Supernova: Love is love, which I think has been well established. Love comes in all forms, and partnership, companionship and a life partner is a goal that many strive to have. Life, sadly, can interrupt those plans in the most cruel of ways. In the days with superhero movies, and horror movies and science fiction movies, it is refreshing to see a movie about humans and relationships. Something that less some truths that are taken for granted. Stanley Tucci and Colin Firth, both excellent actors bring forth a story very well that has been addressed in others before. It doesn’t mean that it takes anything away from it, nor the performances. Together they play a couple who is taking a road trip in an RV to the northern part of England.
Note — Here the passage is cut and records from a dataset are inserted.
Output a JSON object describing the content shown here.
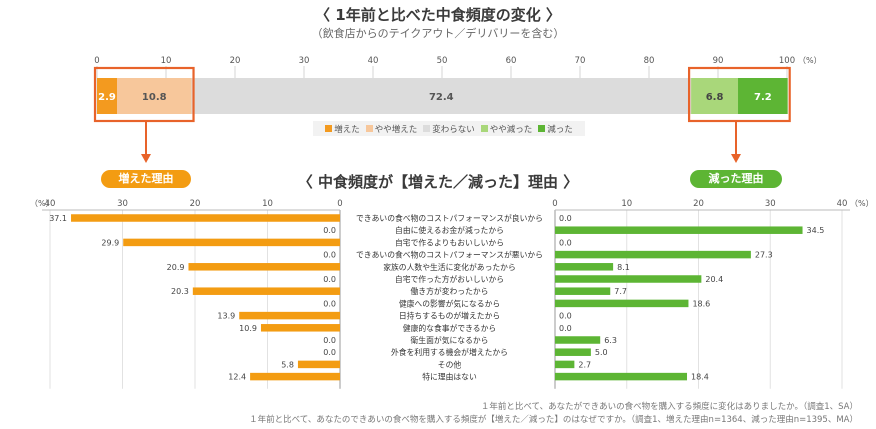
{
  "colors": {
    "increased": "#F39A1F",
    "slightly_increased": "#F7C79B",
    "unchanged": "#DCDCDC",
    "slightly_decreased": "#A9D77A",
    "decreased": "#5DB534",
    "highlight": "#E8632A",
    "orange_bar": "#F39C12",
    "green_bar": "#5DB534"
  },
  "header": {
    "title": "〈 1年前と比べた中食頻度の変化 〉",
    "subtitle": "（飲食店からのテイクアウト／デリバリーを含む）"
  },
  "reasons_header": {
    "title": "〈 中食頻度が【増えた／減った】理由 〉",
    "increased_pill": "増えた理由",
    "decreased_pill": "減った理由"
  },
  "notes": [
    "１年前と比べて、あなたができあいの食べ物を購入する頻度に変化はありましたか。（調査1、SA）",
    "１年前と比べて、あなたのできあいの食べ物を購入する頻度が【増えた／減った】のはなぜですか。（調査1、増えた理由n=1364、減った理由n=1395、MA）"
  ],
  "chart_data": [
    {
      "type": "bar",
      "orientation": "horizontal",
      "stacked": true,
      "title": "1年前と比べた中食頻度の変化",
      "subtitle": "（飲食店からのテイクアウト／デリバリーを含む）",
      "xlim": [
        0,
        100
      ],
      "ticks": [
        0,
        10,
        20,
        30,
        40,
        50,
        60,
        70,
        80,
        90,
        100
      ],
      "unit_label": "（%）",
      "legend_position": "bottom-center",
      "series": [
        {
          "name": "増えた",
          "value": 2.9,
          "label": "2.9"
        },
        {
          "name": "やや増えた",
          "value": 10.8,
          "label": "10.8"
        },
        {
          "name": "変わらない",
          "value": 72.4,
          "label": "72.4"
        },
        {
          "name": "やや減った",
          "value": 6.8,
          "label": "6.8"
        },
        {
          "name": "減った",
          "value": 7.2,
          "label": "7.2"
        }
      ]
    },
    {
      "type": "bar",
      "orientation": "horizontal",
      "title": "中食頻度が【増えた／減った】理由",
      "unit_label": "（%）",
      "increased": {
        "name": "増えた理由",
        "xlim": [
          0,
          40
        ],
        "ticks": [
          40,
          30,
          20,
          10,
          0
        ],
        "direction": "leftward"
      },
      "decreased": {
        "name": "減った理由",
        "xlim": [
          0,
          40
        ],
        "ticks": [
          0,
          10,
          20,
          30,
          40
        ],
        "direction": "rightward"
      },
      "categories": [
        "できあいの食べ物のコストパフォーマンスが良いから",
        "自由に使えるお金が減ったから",
        "自宅で作るよりもおいしいから",
        "できあいの食べ物のコストパフォーマンスが悪いから",
        "家族の人数や生活に変化があったから",
        "自宅で作った方がおいしいから",
        "働き方が変わったから",
        "健康への影響が気になるから",
        "日持ちするものが増えたから",
        "健康的な食事ができるから",
        "衛生面が気になるから",
        "外食を利用する機会が増えたから",
        "その他",
        "特に理由はない"
      ],
      "increased_values": [
        37.1,
        0.0,
        29.9,
        0.0,
        20.9,
        0.0,
        20.3,
        0.0,
        13.9,
        10.9,
        0.0,
        0.0,
        5.8,
        12.4
      ],
      "increased_labels": [
        "37.1",
        "0.0",
        "29.9",
        "0.0",
        "20.9",
        "0.0",
        "20.3",
        "0.0",
        "13.9",
        "10.9",
        "0.0",
        "0.0",
        "5.8",
        "12.4"
      ],
      "decreased_values": [
        0.0,
        34.5,
        0.0,
        27.3,
        8.1,
        20.4,
        7.7,
        18.6,
        0.0,
        0.0,
        6.3,
        5.0,
        2.7,
        18.4
      ],
      "decreased_labels": [
        "0.0",
        "34.5",
        "0.0",
        "27.3",
        "8.1",
        "20.4",
        "7.7",
        "18.6",
        "0.0",
        "0.0",
        "6.3",
        "5.0",
        "2.7",
        "18.4"
      ]
    }
  ]
}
There are a couple of stops along the way. You see their relationship from the banter between them in the RV. What slowly emerges is that both of these successful, creative, artistic men are connected. One of them, we learn, is suffering from dementia. It isn’t apparent at first how far along that he is. The story goes on to observe how these two men are dealing with it. Two people are impacted by an event that neither one can control. While you may think at first that the impact is mostly on the one who is sick, it isn’t true. Both of them have plans, or think that they have plans, which haven’t been well communicated to the other. It’s touching and emotional. It reminds me of Still Alice, where Julianne Moore plays an accomplished professor who slowly loses her mind, and also the movie Euphoria with Eva Green and Alicia Vikander as sisters who are coping with the one sister’s illness. This was very good and I would recommend it if you can find it. I saw on Crave. No one gets through this life unscathed, and in many ways it is all just a lottery. Sometimes that lottery misses you directly, but can impact you with the ones that you love. The message in the end is to enjoy the time that you have with the people in your life that matter, because you never know when that may end. A good message to have when we continue through a pandemic and one can bog down in thoughts of not being able to do some things or go some places.
The Little Things: I wish that I had more positive to say about this one. The cast with Denzel Washington, Remi Malik and Jared Leto is impressive. All have Oscars to their name. Yet it didn’t work me. Washington plays an aging police officer in a small town. Malik is a detective in a larger one, who I think was miscast. I think it’s really my fault for thinking that since I found him hard to understand at times, and I kept expecting to break out into singing Bohemian Rhapsody. Leto plays seemingly another one his creepy guy roles, where he looks like he hasn’t washed his hair in months, he is a smart ass, and pops up in places when you least expect him. Some women have gone missing, and the police are trying to figure it out. The movie title comes from something that Washington says to Malik about the reason why people get caught, and them messing up the details. For those of you, like me, who think that the role of the police and law enforcement is to find the truth of a situation and prove it beyond a reasonable doubt, then this movie may not work for you as well. There were aspects of it, and why they are suspecting the Leto character that just didn’t add up to me. In the end, I wasn’t all that entertained and found it somewhat disturbing, which likely was one of the messages that they wanted to deliver.
As a follow up to the HBO documentary Framing Britney, Britney herself appeared in a California court to address her conservatorship. She delivered a 25 minute speech that was rambling, profane at times (which I think is a great mistake in a courtroom) and expressed her determination to avoid jumping through any more hoops that show her mental health. She wants her life back. Plain and simple. She wants her father and family out of her life. She wants to have freedom and autonomy over her body and relationships. There was a time when her erratic behaviour cried out for some intervention. I am not clear whether this was the proper vehicle to get there. But at 40yo, and being expected to run another stay in Vegas with her successful show as well as juggling teenage kids, I think it is safe to say that she can take care of herself. She may remain eccentric, but find me other successful artists who aren’t? Elton John? Please!! Interestingly she hasn’t even made the formal application to end the conservatorship. You would think that Legal advisors would point that out. You would think she could get her own lawyer (another thing that she would like). So we will see how this plays out. The world is denied her talent, because she refuses to perform without this being removed from her life. I think that this makes a lot of sense, and it is good for her to stand up for herself and her rights in an otherwise “free” country. Let those who profit from her find other ways to make money on their own. The story evolves.